La Femme et le Pantin raconte les déboires sentimentaux d’un riche séducteur épris d’une danseuse de flamenco fière et indocile. Parmi les nombreuses adaptations du roman de Pierre Louÿs, c’est finalement cette première version muette signée Jacques de Baroncelli qui s’avère la plus fidèle au texte. Magnifiquement restauré, ce film fait l’objet d’une réédition en DVD/Blu Ray.
La belle de Cadix…
…a des yeux de velours ! Du moins font-ils fondre d’amour le pauvre Don Mateo Diaz. Le sémillant (et sévillan) séducteur a littéralement le coup de foudre pour Concha, une très jeune femme au tempérament de feu, à la démarche provocante et au regard aguicheur. Une fille « qui n’a peur de rien », que le très riche Mateo pense à tort pouvoir acheter. L’idée de génie de Baroncelli est d’avoir confié ce rôle féminin à Conchita Montenegro, une véritable danseuse qu’il découvrit par hasard à Paris dans un spectacle de flamenco.
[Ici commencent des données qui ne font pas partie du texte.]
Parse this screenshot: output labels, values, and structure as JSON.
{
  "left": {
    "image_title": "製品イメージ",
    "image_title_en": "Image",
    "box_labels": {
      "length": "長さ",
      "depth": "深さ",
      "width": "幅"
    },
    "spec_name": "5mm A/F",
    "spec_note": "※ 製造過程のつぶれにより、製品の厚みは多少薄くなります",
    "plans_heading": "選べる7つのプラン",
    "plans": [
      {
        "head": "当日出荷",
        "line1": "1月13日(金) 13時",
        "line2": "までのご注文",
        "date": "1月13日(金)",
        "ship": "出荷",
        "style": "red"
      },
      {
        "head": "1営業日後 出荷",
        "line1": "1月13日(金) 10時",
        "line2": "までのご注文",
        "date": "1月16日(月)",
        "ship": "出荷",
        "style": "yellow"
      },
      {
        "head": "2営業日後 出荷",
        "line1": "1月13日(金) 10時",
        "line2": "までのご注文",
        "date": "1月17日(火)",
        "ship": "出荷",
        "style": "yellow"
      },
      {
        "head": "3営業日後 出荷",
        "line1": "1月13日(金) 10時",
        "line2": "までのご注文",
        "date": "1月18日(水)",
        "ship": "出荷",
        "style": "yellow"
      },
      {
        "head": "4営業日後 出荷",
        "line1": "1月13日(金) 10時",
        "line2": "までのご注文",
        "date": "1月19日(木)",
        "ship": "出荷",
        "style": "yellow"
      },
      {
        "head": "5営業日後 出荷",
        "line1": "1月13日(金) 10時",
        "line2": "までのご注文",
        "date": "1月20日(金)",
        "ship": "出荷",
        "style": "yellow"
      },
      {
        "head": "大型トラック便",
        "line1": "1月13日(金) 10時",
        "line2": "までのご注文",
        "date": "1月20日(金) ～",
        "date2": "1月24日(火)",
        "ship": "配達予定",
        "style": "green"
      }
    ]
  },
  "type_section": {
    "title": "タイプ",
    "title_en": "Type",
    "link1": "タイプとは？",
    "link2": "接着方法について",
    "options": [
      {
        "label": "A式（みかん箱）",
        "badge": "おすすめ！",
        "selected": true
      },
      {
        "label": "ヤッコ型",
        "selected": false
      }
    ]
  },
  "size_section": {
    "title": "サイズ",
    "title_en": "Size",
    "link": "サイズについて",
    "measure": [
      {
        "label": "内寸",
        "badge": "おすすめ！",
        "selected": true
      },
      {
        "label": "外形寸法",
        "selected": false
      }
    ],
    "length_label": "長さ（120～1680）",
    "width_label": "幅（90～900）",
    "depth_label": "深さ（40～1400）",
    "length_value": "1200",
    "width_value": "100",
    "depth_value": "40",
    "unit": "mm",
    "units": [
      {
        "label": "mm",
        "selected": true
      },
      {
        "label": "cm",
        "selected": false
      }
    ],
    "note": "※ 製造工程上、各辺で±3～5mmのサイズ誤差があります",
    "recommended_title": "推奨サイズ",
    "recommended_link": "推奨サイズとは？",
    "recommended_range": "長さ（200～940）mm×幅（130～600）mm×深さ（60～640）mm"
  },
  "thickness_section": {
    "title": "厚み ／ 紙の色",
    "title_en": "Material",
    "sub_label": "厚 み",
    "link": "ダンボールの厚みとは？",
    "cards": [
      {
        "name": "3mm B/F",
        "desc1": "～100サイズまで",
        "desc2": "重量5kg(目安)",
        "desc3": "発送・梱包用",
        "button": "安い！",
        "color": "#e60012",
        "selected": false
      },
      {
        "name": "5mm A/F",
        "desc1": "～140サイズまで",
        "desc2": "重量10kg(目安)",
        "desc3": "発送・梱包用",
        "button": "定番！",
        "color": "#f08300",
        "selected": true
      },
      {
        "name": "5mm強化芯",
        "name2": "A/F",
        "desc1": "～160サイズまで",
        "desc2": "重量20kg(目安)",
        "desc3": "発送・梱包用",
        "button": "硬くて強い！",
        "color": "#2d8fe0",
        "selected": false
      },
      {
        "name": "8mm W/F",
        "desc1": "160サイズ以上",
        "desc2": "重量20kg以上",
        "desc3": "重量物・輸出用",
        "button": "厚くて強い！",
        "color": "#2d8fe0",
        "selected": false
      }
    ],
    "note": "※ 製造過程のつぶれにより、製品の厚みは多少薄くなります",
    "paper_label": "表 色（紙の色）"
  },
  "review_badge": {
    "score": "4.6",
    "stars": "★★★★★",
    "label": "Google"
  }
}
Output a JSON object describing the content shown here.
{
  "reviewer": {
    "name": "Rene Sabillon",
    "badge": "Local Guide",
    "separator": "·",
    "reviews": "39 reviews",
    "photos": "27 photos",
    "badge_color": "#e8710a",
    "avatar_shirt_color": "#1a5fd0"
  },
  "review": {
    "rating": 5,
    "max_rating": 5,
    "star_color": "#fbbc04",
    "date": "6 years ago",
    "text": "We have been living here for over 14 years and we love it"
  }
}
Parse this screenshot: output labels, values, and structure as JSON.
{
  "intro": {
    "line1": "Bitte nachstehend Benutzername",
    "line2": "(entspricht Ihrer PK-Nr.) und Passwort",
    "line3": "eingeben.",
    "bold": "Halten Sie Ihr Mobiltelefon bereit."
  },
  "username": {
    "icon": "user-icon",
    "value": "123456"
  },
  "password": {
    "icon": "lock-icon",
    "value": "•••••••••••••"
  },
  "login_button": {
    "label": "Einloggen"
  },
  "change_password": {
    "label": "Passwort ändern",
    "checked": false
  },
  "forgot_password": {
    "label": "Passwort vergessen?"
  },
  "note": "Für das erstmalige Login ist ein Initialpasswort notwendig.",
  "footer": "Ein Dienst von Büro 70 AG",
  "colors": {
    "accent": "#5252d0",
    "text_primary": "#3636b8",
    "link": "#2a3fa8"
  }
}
Elle apporte au personnage une vitalité bluffante et surtout une modernité qui manque à la plupart des actrices de l’époque. Totalement décomplexée, elle accepte même de danser intégralement nue dans une scène étonnante qui ne dépare pas avec l’univers érotique de Pierre Louÿs.
Ciao pantin
« Le désir s’accroît quand l’effet se recule » écrivait ce coquin de Corneille. On pourrait appliquer la formule à ce pauvre Don Mateo dont la désillusion va aller croissant, au fur et à mesure que la belle s’évertuera à repousser ses avances. Comme dans cette scène mémorable où, coincé derrière la grille d’un hôtel particulier, il assiste impuissant à une nouvelle esquive de sa bien-aimée. On sent Baroncelli particulièrement à l’aise avec cette histoire. L’Andalousie des palais et des estaminets, des jardins bourgeois et des ruelles populaires inspire le réalisateur. Mais c’est surtout à ses interprètes que le film doit sa réussite. D’abord Raymond Destac, pitoyable en pantin désarticulé à l’image du tableau de Goya qui ouvre le film. Mais surtout Conchita Montenegro dont la prestation incandescente dans la scène du cabaret préfigure les danseuses fatales du cinéma que seront Gloria Swanson, Brigitte Bardot ou Marlene Dietrich.